Literary Agent Hypothesis
One of my favorite fan fiction thought experiments is what the TV Tropes website refers to as the "Literary Agent Hypothesis". Basically, it's when fan theories propose the possibility that the fiction being presented is actually based on real people and/or events. The person or people publicly acknowledged as responsible for the fiction are really acting as a "literary agent" but beyond the usual agent's tasks of manage and plan they help keep the real life characters that were involved anonymous. This shouldn't be confused with "based on true events". The retelling (or dramatization) is purposely presented as "pure fiction" even though it is not.
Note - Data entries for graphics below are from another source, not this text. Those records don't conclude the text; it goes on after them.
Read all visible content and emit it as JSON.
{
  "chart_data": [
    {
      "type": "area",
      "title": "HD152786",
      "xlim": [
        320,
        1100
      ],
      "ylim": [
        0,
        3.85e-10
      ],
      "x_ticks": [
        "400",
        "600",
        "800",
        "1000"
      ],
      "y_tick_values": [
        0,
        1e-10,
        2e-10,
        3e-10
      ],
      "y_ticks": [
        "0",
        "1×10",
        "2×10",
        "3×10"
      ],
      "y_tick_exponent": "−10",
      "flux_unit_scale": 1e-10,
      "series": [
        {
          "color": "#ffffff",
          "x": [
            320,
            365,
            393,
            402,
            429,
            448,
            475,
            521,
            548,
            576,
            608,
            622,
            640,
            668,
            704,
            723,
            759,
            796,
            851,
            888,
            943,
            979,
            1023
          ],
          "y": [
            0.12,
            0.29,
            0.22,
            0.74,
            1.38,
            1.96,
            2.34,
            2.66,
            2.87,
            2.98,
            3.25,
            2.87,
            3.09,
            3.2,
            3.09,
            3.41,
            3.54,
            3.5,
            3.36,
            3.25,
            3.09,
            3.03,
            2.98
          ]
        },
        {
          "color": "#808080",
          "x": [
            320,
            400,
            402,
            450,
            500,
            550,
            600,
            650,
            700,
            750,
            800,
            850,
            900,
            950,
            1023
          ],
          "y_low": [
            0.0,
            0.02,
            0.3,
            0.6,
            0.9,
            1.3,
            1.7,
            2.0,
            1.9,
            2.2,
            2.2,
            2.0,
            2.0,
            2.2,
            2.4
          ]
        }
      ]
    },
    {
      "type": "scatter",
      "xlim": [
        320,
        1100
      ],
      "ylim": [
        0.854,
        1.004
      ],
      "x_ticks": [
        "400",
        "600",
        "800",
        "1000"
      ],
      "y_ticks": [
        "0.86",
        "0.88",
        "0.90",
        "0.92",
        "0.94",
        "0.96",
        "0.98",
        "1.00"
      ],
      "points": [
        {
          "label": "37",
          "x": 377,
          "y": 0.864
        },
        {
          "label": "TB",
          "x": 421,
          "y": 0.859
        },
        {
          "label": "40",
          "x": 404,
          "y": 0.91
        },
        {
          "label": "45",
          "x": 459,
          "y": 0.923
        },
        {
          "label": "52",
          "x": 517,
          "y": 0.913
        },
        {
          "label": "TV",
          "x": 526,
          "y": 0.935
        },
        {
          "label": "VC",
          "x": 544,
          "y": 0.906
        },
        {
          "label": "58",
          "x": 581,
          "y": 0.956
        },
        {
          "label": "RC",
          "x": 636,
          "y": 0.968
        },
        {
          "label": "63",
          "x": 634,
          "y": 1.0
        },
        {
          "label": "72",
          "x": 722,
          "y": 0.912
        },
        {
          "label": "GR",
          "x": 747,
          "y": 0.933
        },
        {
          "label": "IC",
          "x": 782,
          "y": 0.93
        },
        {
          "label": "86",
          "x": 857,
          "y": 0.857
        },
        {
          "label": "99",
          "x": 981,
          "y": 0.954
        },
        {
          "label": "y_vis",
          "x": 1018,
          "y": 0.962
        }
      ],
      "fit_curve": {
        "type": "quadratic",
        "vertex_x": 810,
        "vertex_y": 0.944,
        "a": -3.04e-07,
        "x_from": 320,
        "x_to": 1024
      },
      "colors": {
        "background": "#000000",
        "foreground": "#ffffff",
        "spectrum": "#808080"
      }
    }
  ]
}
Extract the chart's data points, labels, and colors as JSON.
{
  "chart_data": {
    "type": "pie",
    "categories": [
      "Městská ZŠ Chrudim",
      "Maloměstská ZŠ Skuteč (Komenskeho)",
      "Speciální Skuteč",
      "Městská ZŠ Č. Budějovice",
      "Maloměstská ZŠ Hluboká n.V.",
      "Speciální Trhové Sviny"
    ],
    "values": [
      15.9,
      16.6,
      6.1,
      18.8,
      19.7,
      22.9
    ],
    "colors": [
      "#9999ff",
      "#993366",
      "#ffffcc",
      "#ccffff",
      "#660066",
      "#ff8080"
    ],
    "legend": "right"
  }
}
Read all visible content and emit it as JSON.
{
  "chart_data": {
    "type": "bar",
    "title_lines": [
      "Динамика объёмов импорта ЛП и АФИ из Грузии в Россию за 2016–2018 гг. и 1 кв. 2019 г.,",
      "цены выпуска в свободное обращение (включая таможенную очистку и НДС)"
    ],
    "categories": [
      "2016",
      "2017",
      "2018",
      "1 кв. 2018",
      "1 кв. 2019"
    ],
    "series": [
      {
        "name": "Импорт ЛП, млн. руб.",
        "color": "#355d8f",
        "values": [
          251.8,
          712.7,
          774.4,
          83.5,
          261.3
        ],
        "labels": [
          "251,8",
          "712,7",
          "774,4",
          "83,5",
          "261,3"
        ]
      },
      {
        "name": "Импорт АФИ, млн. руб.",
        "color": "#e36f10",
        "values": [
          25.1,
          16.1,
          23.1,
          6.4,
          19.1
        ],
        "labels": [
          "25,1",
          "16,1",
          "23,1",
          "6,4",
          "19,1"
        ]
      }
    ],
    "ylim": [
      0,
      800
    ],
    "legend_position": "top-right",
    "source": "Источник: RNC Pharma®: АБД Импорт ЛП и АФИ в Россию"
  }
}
Reasons why a real life story would be presented as fictional include:
Preemptively discrediting witnesses who might disclose the true facts and events. See the Stargate SG-1 example below.
Getting around something sacred such as an oath of secrecy or legal reasons such as a non-disclosure agreement. An example would be the fan theory that J.K. Rowling is Rita Skeeter in real life exposing the true existence of the magic world.
The profit from labeling real events as "fiction" helps to finance further real adventures. Jake Speed and his sidekick are an example of this reason.
Hiding the truth in plain sight for only select people to pick up on. For example, the fan theory that Matt Groening is a time traveler.
Probably the best example of lampshading this idea can be found in Stargate: SG-1. In the Stargate universe there is an in-universe show titled Wormhole X-Treme! that violated national security but the U.S. Air Force embraced the idea after the fact as a way to discredit future leaks about the Stargate program.
The later episodes "Prometheus" and "Citizen Joe" demonstrates the plan didn't quite work out as hoped.
Or maybe it worked out perfectly if the Canadian government really has an alien technology transportation device. Nobody would suspect the Canadians. Stargate SG-1 is filmed in Vancouver about an American secret program in Colorado. Classic misdirection.